Foreign Minister Dudau said yesterday that work on the new treaty had progressed rapidly: "Having initialed the treaty -- which as you noticed, was a very speedy procedure -- we have entered the final phase. I hope [Moldovan] President Voronin's visit to Moscow will take place in a short time, where the treaty will be signed. We are also preparing for its ratification in Moldova's parliament and in Russia's State Duma."

Voronin and Russian President Vladimir Putin are expected to sign the treaty during the Moldovan leader's visit to Moscow scheduled for 18-20 November.

Both Ivanov and Dudau said Moldovan and Russian legislators were likely to ratify the document by overwhelming majorities -- despite a pro-Transdniester lobby in the State Duma. Analysts say the treaty is a disappointment for Transdniester's pro-Russian leaders, who had insisted on having a role in negotiations and wanted the document to mention the existence of a "common state" composed of Moldova and Transdniester as two independent entities.

They also wanted the treaty to state their right to establish separate economic, cultural, and social ties with Russia and to provide for a Russian consulate in Transdniester. But Russia refused to include any of the separatists' demands in the treaty without Moldovan consent.

Diplomat Ion Stavila, Moldova's chief negotiator, told RFE/RL that although the Transdniester separatists' proposals were discussed, the separatists themselves were not allowed to participate in the negotiations over the treaty: "Representatives from Transdniester came up with suggestions and proposals regarding the treaty during negotiations, but I want to stress that they did not take direct part in the negotiations process."

Transdniester officials were not even invited to the initialing ceremony.
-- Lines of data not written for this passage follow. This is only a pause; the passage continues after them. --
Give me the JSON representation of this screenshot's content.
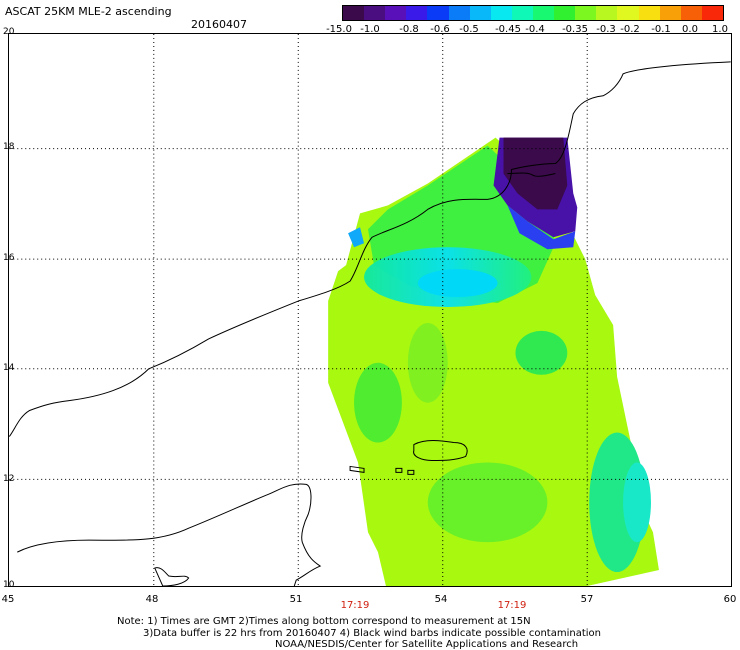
{
  "header": {
    "title": "ASCAT 25KM MLE-2 ascending",
    "date": "20160407"
  },
  "colorbar": {
    "colors": [
      "#3a0a4a",
      "#4a0e80",
      "#5a10b8",
      "#3a1ae8",
      "#0a3cf8",
      "#0a7cf8",
      "#08b8f8",
      "#08e8f0",
      "#10f8b8",
      "#18f870",
      "#30f030",
      "#7cf820",
      "#b8f820",
      "#e0f820",
      "#f8e010",
      "#f8a008",
      "#f86008",
      "#f82808"
    ],
    "labels": [
      "-15.0",
      "-1.0",
      "-0.8",
      "-0.6",
      "-0.5",
      "-0.45",
      "-0.4",
      "-0.35",
      "-0.3",
      "-0.2",
      "-0.1",
      "0.0",
      "1.0"
    ]
  },
  "map": {
    "lat_labels": [
      "20",
      "18",
      "16",
      "14",
      "12",
      "10"
    ],
    "lon_labels": [
      "45",
      "48",
      "51",
      "54",
      "57",
      "60"
    ],
    "time_labels": [
      "17:19",
      "17:19"
    ]
  },
  "notes": {
    "line1": "Note: 1) Times are GMT 2)Times along bottom correspond to measurement at 15N",
    "line2": "3)Data buffer is 22 hrs from 20160407 4) Black wind barbs indicate possible contamination",
    "line3": "NOAA/NESDIS/Center for Satellite Applications and Research"
  }
}
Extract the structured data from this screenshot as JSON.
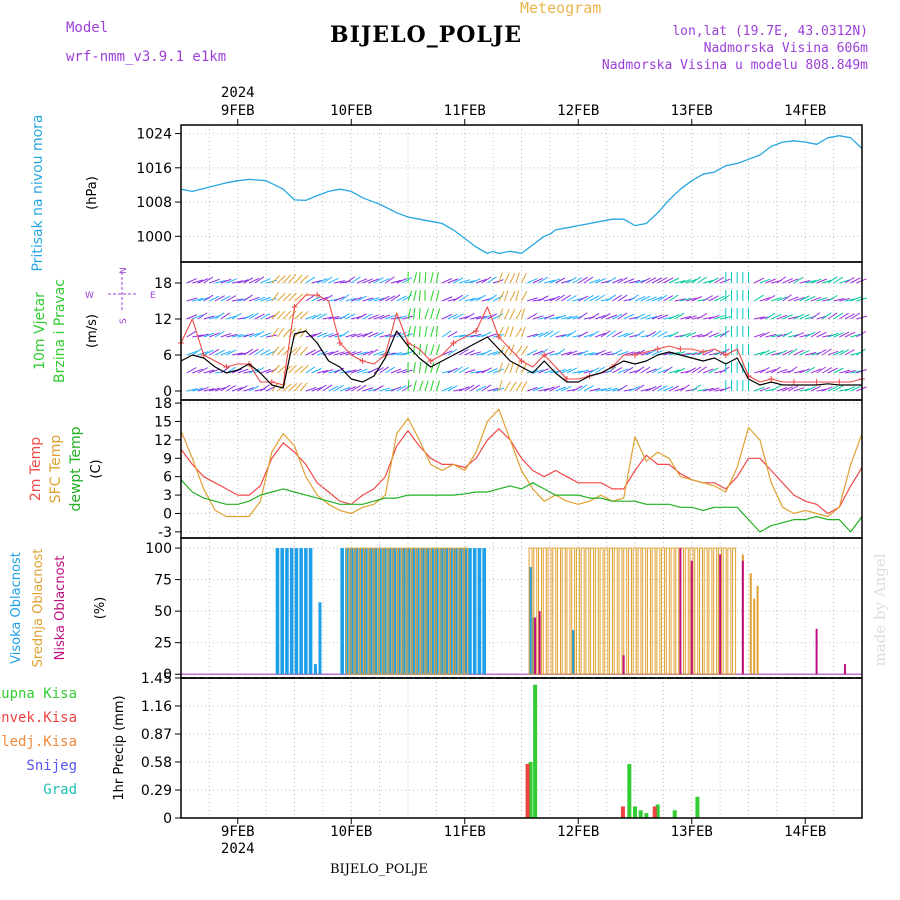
{
  "header": {
    "meteogram": "Meteogram",
    "title": "BIJELO_POLJE",
    "model_label": "Model",
    "model_value": "wrf-nmm_v3.9.1  e1km",
    "lonlat": "lon,lat (19.7E, 43.0312N)",
    "elevation": "Nadmorska Visina 606m",
    "elevation_model": "Nadmorska Visina u modelu 808.849m",
    "footer": "BIJELO_POLJE",
    "watermark": "made by Angel"
  },
  "colors": {
    "pressure": "#27a7e0",
    "wind_speed": "#000000",
    "wind_gust": "#ef4a4a",
    "temp_2m": "#ef4a4a",
    "temp_sfc": "#e0a030",
    "dewpoint": "#22b022",
    "cloud_high": "#1ea0e8",
    "cloud_mid": "#e0a030",
    "cloud_low": "#c01080",
    "precip_total": "#33cc33",
    "precip_conv": "#ef4444",
    "purple_label": "#9b3fd8"
  },
  "chart_data": [
    {
      "type": "line",
      "panel": "pressure",
      "ylabel_left": "Pritisak na nivou mora",
      "unit": "(hPa)",
      "yticks": [
        "1024",
        "1016",
        "1008",
        "1000"
      ],
      "ylim": [
        994,
        1026
      ],
      "xlim_days": [
        8.5,
        14.5
      ],
      "day_labels_top": [
        "9FEB",
        "10FEB",
        "11FEB",
        "12FEB",
        "13FEB",
        "14FEB"
      ],
      "year_top": "2024",
      "series": [
        {
          "x": [
            8.5,
            8.6,
            8.75,
            8.9,
            9.0,
            9.1,
            9.25,
            9.4,
            9.5,
            9.6,
            9.7,
            9.8,
            9.9,
            10.0,
            10.1,
            10.25,
            10.4,
            10.5,
            10.6,
            10.7,
            10.8,
            10.9,
            11.0,
            11.1,
            11.2,
            11.25,
            11.3,
            11.4,
            11.5,
            11.6,
            11.7,
            11.75,
            11.8,
            11.9,
            12.0,
            12.1,
            12.2,
            12.3,
            12.4,
            12.5,
            12.6,
            12.7,
            12.8,
            12.9,
            13.0,
            13.1,
            13.2,
            13.3,
            13.4,
            13.5,
            13.6,
            13.7,
            13.8,
            13.9,
            14.0,
            14.1,
            14.2,
            14.3,
            14.4,
            14.5
          ],
          "y": [
            1011,
            1010.5,
            1011.5,
            1012.5,
            1013,
            1013.3,
            1013,
            1011,
            1008.5,
            1008.4,
            1009.5,
            1010.5,
            1011,
            1010.5,
            1009,
            1007.5,
            1005.5,
            1004.5,
            1004,
            1003.5,
            1003,
            1001.5,
            999.5,
            997.5,
            996,
            996.5,
            996,
            996.5,
            996,
            998,
            1000,
            1000.5,
            1001.5,
            1002,
            1002.5,
            1003,
            1003.5,
            1004,
            1004,
            1002.5,
            1003,
            1005.5,
            1008.5,
            1011,
            1013,
            1014.5,
            1015,
            1016.5,
            1017,
            1018,
            1019,
            1021,
            1022,
            1022.3,
            1022,
            1021.5,
            1023,
            1023.5,
            1023,
            1020.5
          ]
        }
      ]
    },
    {
      "type": "line",
      "panel": "wind",
      "ylabel_left": [
        "10m Vjetar",
        "Brzina i Pravac"
      ],
      "unit": "(m/s)",
      "compass": [
        "N",
        "W",
        "E",
        "S"
      ],
      "yticks": [
        "18",
        "12",
        "6",
        "0"
      ],
      "ylim": [
        -1.5,
        21.5
      ],
      "series": [
        {
          "name": "speed",
          "x": [
            8.5,
            8.6,
            8.7,
            8.8,
            8.9,
            9.0,
            9.1,
            9.2,
            9.3,
            9.4,
            9.5,
            9.6,
            9.7,
            9.8,
            9.9,
            10.0,
            10.1,
            10.2,
            10.3,
            10.4,
            10.5,
            10.6,
            10.7,
            10.8,
            10.9,
            11.0,
            11.1,
            11.2,
            11.3,
            11.4,
            11.5,
            11.6,
            11.7,
            11.8,
            11.9,
            12.0,
            12.1,
            12.2,
            12.3,
            12.4,
            12.5,
            12.6,
            12.7,
            12.8,
            12.9,
            13.0,
            13.1,
            13.2,
            13.3,
            13.4,
            13.5,
            13.6,
            13.7,
            13.8,
            13.9,
            14.0,
            14.1,
            14.2,
            14.3,
            14.4,
            14.5
          ],
          "y": [
            5,
            6,
            5.5,
            4,
            3,
            3.5,
            4.5,
            3,
            1,
            0.5,
            9.5,
            10,
            8,
            5,
            4,
            2,
            1.5,
            2.5,
            5.5,
            10,
            7.5,
            5.5,
            4,
            5,
            6,
            7,
            8,
            9,
            7,
            5,
            4,
            3,
            5,
            3,
            1.5,
            1.5,
            2.5,
            3,
            4,
            5,
            4.5,
            5,
            6,
            6.5,
            6,
            5.5,
            5,
            5.5,
            4.5,
            5.5,
            2,
            1,
            1.5,
            1,
            1,
            1,
            1,
            1.2,
            1,
            1,
            1
          ]
        },
        {
          "name": "gust",
          "x": [
            8.5,
            8.6,
            8.7,
            8.8,
            8.9,
            9.0,
            9.1,
            9.2,
            9.3,
            9.4,
            9.5,
            9.6,
            9.7,
            9.8,
            9.9,
            10.0,
            10.1,
            10.2,
            10.3,
            10.4,
            10.5,
            10.6,
            10.7,
            10.8,
            10.9,
            11.0,
            11.1,
            11.2,
            11.3,
            11.4,
            11.5,
            11.6,
            11.7,
            11.8,
            11.9,
            12.0,
            12.1,
            12.2,
            12.3,
            12.4,
            12.5,
            12.6,
            12.7,
            12.8,
            12.9,
            13.0,
            13.1,
            13.2,
            13.3,
            13.4,
            13.5,
            13.6,
            13.7,
            13.8,
            13.9,
            14.0,
            14.1,
            14.2,
            14.3,
            14.4,
            14.5
          ],
          "y": [
            8,
            12,
            6,
            5,
            4,
            4.5,
            4.5,
            1.5,
            1.5,
            1,
            14,
            16,
            16,
            15,
            8,
            6,
            5,
            4.5,
            6,
            13,
            8,
            7,
            5,
            6,
            8,
            9,
            10,
            14,
            9,
            7,
            5,
            4,
            6,
            4,
            2,
            2,
            2.5,
            3,
            4,
            6,
            6,
            6.5,
            7,
            7.5,
            7,
            7,
            6.5,
            7,
            6,
            7,
            2.5,
            1.5,
            2,
            1.5,
            1.5,
            1.5,
            1.5,
            1.5,
            1.5,
            1.5,
            2
          ]
        }
      ],
      "barbs_levels": [
        18,
        15,
        12,
        9,
        6,
        3,
        0
      ]
    },
    {
      "type": "line",
      "panel": "temperature",
      "ylabel_left": [
        "2m Temp",
        "SFC Temp",
        "dewpt Temp"
      ],
      "unit": "(C)",
      "yticks": [
        "18",
        "15",
        "12",
        "9",
        "6",
        "3",
        "0",
        "-3"
      ],
      "ylim": [
        -4,
        18.5
      ],
      "series": [
        {
          "name": "2m Temp",
          "x": [
            8.5,
            8.6,
            8.7,
            8.8,
            8.9,
            9.0,
            9.1,
            9.2,
            9.3,
            9.4,
            9.5,
            9.6,
            9.7,
            9.8,
            9.9,
            10.0,
            10.1,
            10.2,
            10.3,
            10.4,
            10.5,
            10.6,
            10.7,
            10.8,
            10.9,
            11.0,
            11.1,
            11.2,
            11.3,
            11.4,
            11.5,
            11.6,
            11.7,
            11.8,
            11.9,
            12.0,
            12.1,
            12.2,
            12.3,
            12.4,
            12.5,
            12.6,
            12.7,
            12.8,
            12.9,
            13.0,
            13.1,
            13.2,
            13.3,
            13.4,
            13.5,
            13.6,
            13.7,
            13.8,
            13.9,
            14.0,
            14.1,
            14.2,
            14.3,
            14.4,
            14.5
          ],
          "y": [
            10.5,
            8,
            6,
            5,
            4,
            3,
            3,
            4.5,
            9,
            11.5,
            10,
            8,
            5,
            3.5,
            2,
            1.5,
            3,
            4,
            6,
            11,
            13.5,
            11,
            9,
            8,
            8,
            7.5,
            9,
            12,
            13.8,
            12,
            9,
            7,
            6,
            7,
            6,
            5,
            5,
            5,
            4,
            4,
            7,
            9.5,
            8,
            8,
            6.5,
            5.5,
            5,
            5,
            4,
            6,
            9,
            9,
            7,
            5,
            3,
            2,
            1.5,
            0,
            1,
            4.5,
            7.5
          ]
        },
        {
          "name": "SFC Temp",
          "x": [
            8.5,
            8.6,
            8.7,
            8.8,
            8.9,
            9.0,
            9.1,
            9.2,
            9.3,
            9.4,
            9.5,
            9.6,
            9.7,
            9.8,
            9.9,
            10.0,
            10.1,
            10.2,
            10.3,
            10.4,
            10.5,
            10.6,
            10.7,
            10.8,
            10.9,
            11.0,
            11.1,
            11.2,
            11.3,
            11.4,
            11.5,
            11.6,
            11.7,
            11.8,
            11.9,
            12.0,
            12.1,
            12.2,
            12.3,
            12.4,
            12.5,
            12.6,
            12.7,
            12.8,
            12.9,
            13.0,
            13.1,
            13.2,
            13.3,
            13.4,
            13.5,
            13.6,
            13.7,
            13.8,
            13.9,
            14.0,
            14.1,
            14.2,
            14.3,
            14.4,
            14.5
          ],
          "y": [
            13.5,
            9,
            4,
            0.5,
            -0.5,
            -0.5,
            -0.5,
            2,
            10,
            13,
            11,
            6,
            3,
            1.5,
            0.5,
            0,
            1,
            1.5,
            3,
            13,
            15.5,
            12,
            8,
            7,
            8,
            7,
            10,
            15,
            17,
            12,
            7,
            4,
            2,
            3,
            2,
            1.5,
            2,
            3,
            2,
            2.5,
            12.5,
            8.5,
            10,
            9,
            6,
            5.5,
            5,
            4.5,
            3.5,
            7.5,
            14,
            12,
            5,
            1,
            0,
            0.5,
            0,
            -0.5,
            1,
            8,
            13
          ]
        },
        {
          "name": "dewpt Temp",
          "x": [
            8.5,
            8.6,
            8.7,
            8.8,
            8.9,
            9.0,
            9.1,
            9.2,
            9.3,
            9.4,
            9.5,
            9.6,
            9.7,
            9.8,
            9.9,
            10.0,
            10.1,
            10.2,
            10.3,
            10.4,
            10.5,
            10.6,
            10.7,
            10.8,
            10.9,
            11.0,
            11.1,
            11.2,
            11.3,
            11.4,
            11.5,
            11.6,
            11.7,
            11.8,
            11.9,
            12.0,
            12.1,
            12.2,
            12.3,
            12.4,
            12.5,
            12.6,
            12.7,
            12.8,
            12.9,
            13.0,
            13.1,
            13.2,
            13.3,
            13.4,
            13.5,
            13.6,
            13.7,
            13.8,
            13.9,
            14.0,
            14.1,
            14.2,
            14.3,
            14.4,
            14.5
          ],
          "y": [
            5.5,
            3.5,
            2.5,
            2,
            1.5,
            1.5,
            2,
            3,
            3.5,
            4,
            3.5,
            3,
            2.5,
            2,
            1.5,
            1.5,
            1.5,
            2,
            2.5,
            2.5,
            3,
            3,
            3,
            3,
            3,
            3.2,
            3.5,
            3.5,
            4,
            4.5,
            4,
            5,
            4,
            3,
            3,
            3,
            2.5,
            2.5,
            2,
            2,
            2,
            1.5,
            1.5,
            1.5,
            1,
            1,
            0.5,
            1,
            1,
            1,
            -1,
            -3,
            -2,
            -1.5,
            -1,
            -1,
            -0.5,
            -1,
            -1,
            -3,
            -0.5
          ]
        }
      ]
    },
    {
      "type": "bar",
      "panel": "clouds",
      "ylabel_left": [
        "Visoka Oblacnost",
        "Srednja Oblacnost",
        "Niska Oblacnost"
      ],
      "unit": "(%)",
      "yticks": [
        "100",
        "75",
        "50",
        "25",
        "0"
      ],
      "ylim": [
        0,
        100
      ],
      "series": [
        {
          "name": "Visoka Oblacnost",
          "ranges": [
            [
              9.35,
              9.65,
              100
            ],
            [
              9.92,
              11.2,
              100
            ]
          ],
          "extra": [
            [
              9.68,
              8
            ],
            [
              9.72,
              57
            ],
            [
              11.58,
              85
            ],
            [
              11.6,
              45
            ],
            [
              11.95,
              35
            ]
          ]
        },
        {
          "name": "Srednja Oblacnost",
          "ranges": [
            [
              9.97,
              11.05,
              100
            ],
            [
              11.58,
              13.4,
              100
            ]
          ],
          "extra": [
            [
              13.45,
              95
            ],
            [
              13.52,
              80
            ],
            [
              13.55,
              60
            ],
            [
              13.58,
              70
            ]
          ]
        },
        {
          "name": "Niska Oblacnost",
          "ranges": [],
          "extra": [
            [
              11.62,
              45
            ],
            [
              11.66,
              50
            ],
            [
              12.4,
              15
            ],
            [
              12.9,
              100
            ],
            [
              13.0,
              90
            ],
            [
              13.25,
              95
            ],
            [
              13.45,
              90
            ],
            [
              14.1,
              36
            ],
            [
              14.35,
              8
            ]
          ]
        }
      ]
    },
    {
      "type": "bar",
      "panel": "precip",
      "ylabel_left": [
        "Ukupna  Kisa",
        "Konvek.Kisa",
        "Zaledj.Kisa",
        "Snijeg",
        "Grad"
      ],
      "unit": "1hr Precip (mm)",
      "yticks": [
        "1.45",
        "1.16",
        "0.87",
        "0.58",
        "0.29",
        "0"
      ],
      "ylim": [
        0,
        1.45
      ],
      "day_labels_bottom": [
        "9FEB",
        "10FEB",
        "11FEB",
        "12FEB",
        "13FEB",
        "14FEB"
      ],
      "year_bottom": "2024",
      "series": [
        {
          "name": "Ukupna Kisa",
          "bars": [
            [
              11.58,
              0.58
            ],
            [
              11.62,
              1.38
            ],
            [
              12.45,
              0.56
            ],
            [
              12.5,
              0.12
            ],
            [
              12.55,
              0.08
            ],
            [
              12.6,
              0.05
            ],
            [
              12.7,
              0.14
            ],
            [
              12.85,
              0.08
            ],
            [
              13.05,
              0.22
            ]
          ]
        },
        {
          "name": "Konvek.Kisa",
          "bars": [
            [
              11.58,
              0.56
            ],
            [
              12.42,
              0.12
            ],
            [
              12.7,
              0.12
            ]
          ]
        }
      ]
    }
  ]
}
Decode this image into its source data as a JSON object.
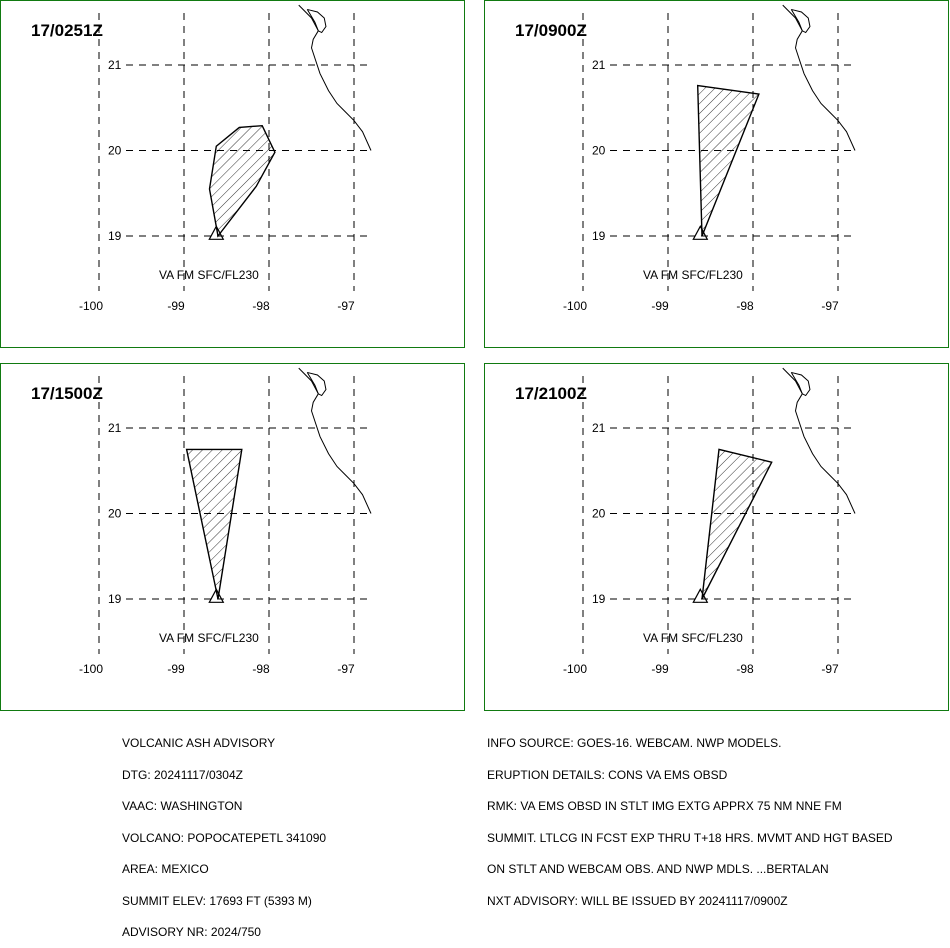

A final version of the document was handed to a Transdniester representative by Russian and Moldovan officials only after the ceremony.

At the same time, however, experts say Moldova had to cave in to some demands to reach compromise on the treaty.

Transdniester leaders have always insisted they want Moldova to become a loose confederation of two independent states, despite offers of large autonomy made by Moldova's new communist leadership.

In order to gain official Russian recognition of its independence and territorial integrity, Moldova had to agree that the treaty would include direct mention of Moscow's role as main arbiter and guarantor in the Transdniester dispute. It also agreed to note the "strategic partnership" between Moldova and the Russian Federation.

Furthermore, the document gives the Russian language more prominent status in a country where some 65 percent of the 4-million-strong population speaks Moldovan -- which is virtually identical to Romanian. Moldova pledges in the treaty to provide "necessary conditions in accordance with Moldovan law" for those who want to study in Russian.

Russia's presence is also felt in the form of the some 2,500 troops, 50,000 weapons, and 40,000 tons of ammunition it maintains in the Transdniester region.

Under a 1999 OSCE agreement signed in Istanbul, Moscow pledged to withdraw its troops and arsenal from Transdniester by the end of 2002, but the project started only in July of this year under the auspices of the OSCE.

Ivanov said yesterday Russia will honor its commitments under the Istanbul conference and will withdraw both its troops and arms from the Transdniester by the deadline.

Dudau in turn said Moldova was satisfied with the pace of Russian weapons withdrawal, which he said was one month ahead of schedule. But so far, only old armaments have been destroyed or removed from the Transdniester region -- and even that has drawn repeated protests by Transdniester leaders and residents.

It is still unclear how Transdniestrians will react if and when the real test -- Russian troop withdrawal -- begins.

In Georgia's pro-Russian separatist region of Abkhazia, Russian troop and weapons withdrawal was repeatedly stalled because of what the Russians said was opposition to the plan from the local population -- despite a withdrawal agreement between Moscow and Tbilisi.